Conventional structural design procedures are generally based on two requirements, namely safety and serviceability. Safety relates to extreme loadings which are likely to occur no more than once during a structure's life and is concerned with the collapse of the structure, major damage to the structure and its contents, and loss of life. Serviceability pertains to moderate loadings which may occur several times during the structure's lifetime. For service loadings, the structure should remain operational, i.e. the structure should suffer minimal damage, and furthermore, the motion experienced by the structure should not exceed specified comfort limits for humans and motion sensitive equipment mounted on the structure.
Safety concerns are satisfied by requiring the resistance (i.e. strength) of the individual structural elements to be greater than the demand associated with the extreme loading. Once the structure is proportioned, the stiffness properties are derived and used to check the various serviceability constraints such as elastic behavior. Iteration is usually necessary for convergence to an acceptable structural design. This approach is referred to as strength based design since the elements are proportioned initially according to strength requirements.

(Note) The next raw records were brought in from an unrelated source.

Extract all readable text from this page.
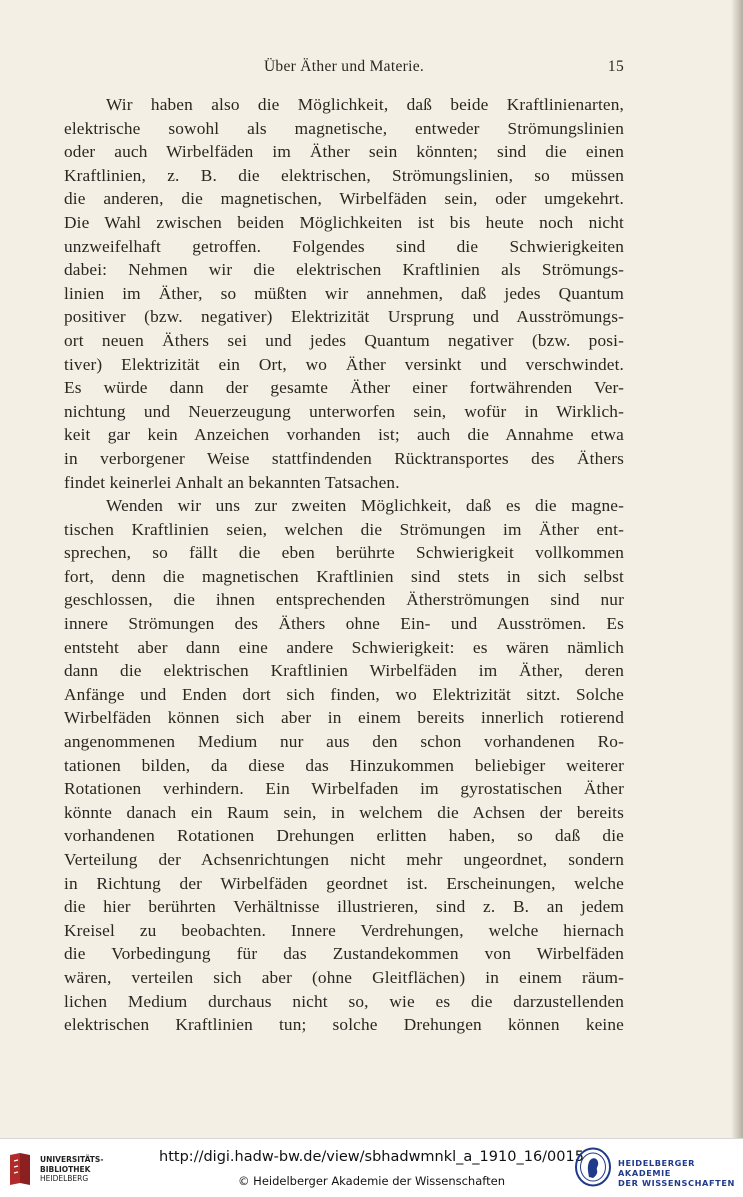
Über Äther und Materie.	15
Wir haben also die Möglichkeit, daß beide Kraftlinienarten,
elektrische sowohl als magnetische, entweder Strömungslinien
oder auch Wirbelfäden im Äther sein könnten; sind die einen
Kraftlinien, z. B. die elektrischen, Strömungslinien, so müssen
die anderen, die magnetischen, Wirbelfäden sein, oder umgekehrt.
Die Wahl zwischen beiden Möglichkeiten ist bis heute noch nicht
unzweifelhaft getroffen. Folgendes sind die Schwierigkeiten
dabei: Nehmen wir die elektrischen Kraftlinien als Strömungs-
linien im Äther, so müßten wir annehmen, daß jedes Quantum
positiver (bzw. negativer) Elektrizität Ursprung und Ausströmungs-
ort neuen Äthers sei und jedes Quantum negativer (bzw. posi-
tiver) Elektrizität ein Ort, wo Äther versinkt und verschwindet.
Es würde dann der gesamte Äther einer fortwährenden Ver-
nichtung und Neuerzeugung unterworfen sein, wofür in Wirklich-
keit gar kein Anzeichen vorhanden ist; auch die Annahme etwa
in verborgener Weise stattfindenden Rücktransportes des Äthers
findet keinerlei Anhalt an bekannten Tatsachen.
Wenden wir uns zur zweiten Möglichkeit, daß es die magne-
tischen Kraftlinien seien, welchen die Strömungen im Äther ent-
sprechen, so fällt die eben berührte Schwierigkeit vollkommen
fort, denn die magnetischen Kraftlinien sind stets in sich selbst
geschlossen, die ihnen entsprechenden Ätherströmungen sind nur
innere Strömungen des Äthers ohne Ein- und Ausströmen. Es
entsteht aber dann eine andere Schwierigkeit: es wären nämlich
dann die elektrischen Kraftlinien Wirbelfäden im Äther, deren
Anfänge und Enden dort sich finden, wo Elektrizität sitzt. Solche
Wirbelfäden können sich aber in einem bereits innerlich rotierend
angenommenen Medium nur aus den schon vorhandenen Ro-
tationen bilden, da diese das Hinzukommen beliebiger weiterer
Rotationen verhindern. Ein Wirbelfaden im gyrostatischen Äther
könnte danach ein Raum sein, in welchem die Achsen der bereits
vorhandenen Rotationen Drehungen erlitten haben, so daß die
Verteilung der Achsenrichtungen nicht mehr ungeordnet, sondern
in Richtung der Wirbelfäden geordnet ist. Erscheinungen, welche
die hier berührten Verhältnisse illustrieren, sind z. B. an jedem
Kreisel zu beobachten. Innere Verdrehungen, welche hiernach
die Vorbedingung für das Zustandekommen von Wirbelfäden
wären, verteilen sich aber (ohne Gleitflächen) in einem räum-
lichen Medium durchaus nicht so, wie es die darzustellenden
elektrischen Kraftlinien tun; solche Drehungen können keine
UNIVERSITÄTS-
BIBLIOTHEK
HEIDELBERG
http://digi.hadw-bw.de/view/sbhadwmnkl_a_1910_16/0015
© Heidelberger Akademie der Wissenschaften
HEIDELBERGER AKADEMIE
DER WISSENSCHAFTEN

Applying a strength based approach for preliminary design is appropriate when strength is the dominant design requirement. In the past, most structural design problems have fallen in this category. However, the following developments have occurred recently which have limited the effectiveness of the strength based approach. Firstly, the trend toward more flexible structures such as tall buildings and longer span horizontal structures has resulted in more structural motion under service loading, thus shifting the emphasis from safety toward serviceability. Secondly, some of the new types of facilities such as space platforms and semi-conductor manufacturing centers have more severe design constraints on motion than the typical civil structure. For example, in the case of silicon chip manufacturing, the environment has to be essentially motion free. Thirdly, recent advances in material science and engineering have resulted in significant increases in the strength of traditional civil engineering materials. However, the material stiffness has not increased at the same rate. The lag in material stiffness versus material strength has led to a problem with satisfying the requirements on the various motion parameters. Indeed, for very high strength materials, the motion requirements control the design. Fourthly, experience with recent earthquakes has shown that the cost of repairing structural damage due to inelastic deformation was considerably greater than anticipated. This finding has resulted in a trend toward decreasing the reliance on inelastic deformation and controlling the structural response with other types of energy dissipation and absorption mechanisms.

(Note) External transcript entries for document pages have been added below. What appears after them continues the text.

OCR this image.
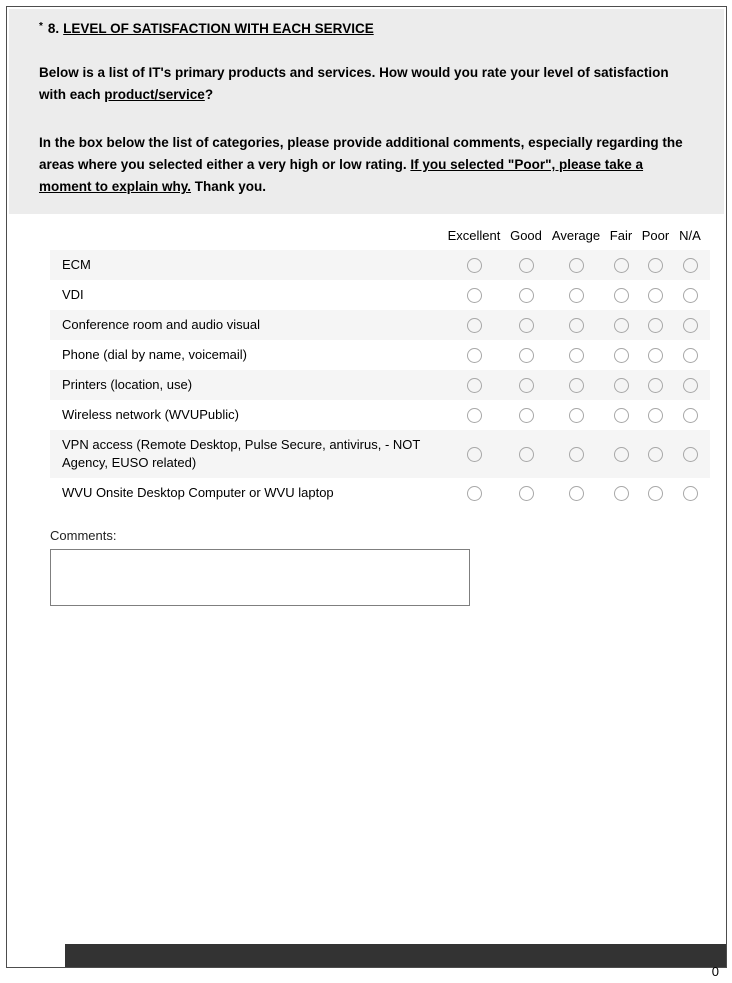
* 8. LEVEL OF SATISFACTION WITH EACH SERVICE

Below is a list of IT's primary products and services. How would you rate your level of satisfaction with each product/service?

In the box below the list of categories, please provide additional comments, especially regarding the areas where you selected either a very high or low rating. If you selected "Poor", please take a moment to explain why. Thank you.

Excellent Good Average Fair Poor N/A
ECM
VDI
Conference room and audio visual
Phone (dial by name, voicemail)
Printers (location, use)
Wireless network (WVUPublic)
VPN access (Remote Desktop, Pulse Secure, antivirus, - NOT Agency, EUSO related)
WVU Onsite Desktop Computer or WVU laptop
Comments:
0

Motion based structural design is an alternate design paradigm which addresses these issues. The approach takes as its primary objective the satisfaction of motion related design requirements such as restrictions on displacement and acceleration, and seeks the optimal deployment of material stiffness and motion control devices to achieve these design targets as well as satisfy the constraints on strength. Structural motion control is the enabling technology for motion based design.
Course Textbook
Connor, J. J. Introduction to Structural Motion Control. Prentice Hall, August 2002.
This book provides a systematic treatment of the basic concepts and computational procedures for structural motion control. Examples illustrating the application of motion control to a wide spectrum of buildings are also presented. Topics covered include optimal stiffness distributions for building type structures, the role of damping in controlling motion, tuned mass dampers, base isolation systems, quasi-static active control, dynamic feedback control, and neural network based control systems. The targeted audience is practicing engineers and graduate students.
Grading
Grading is based on 13 problems sets and 2 exams.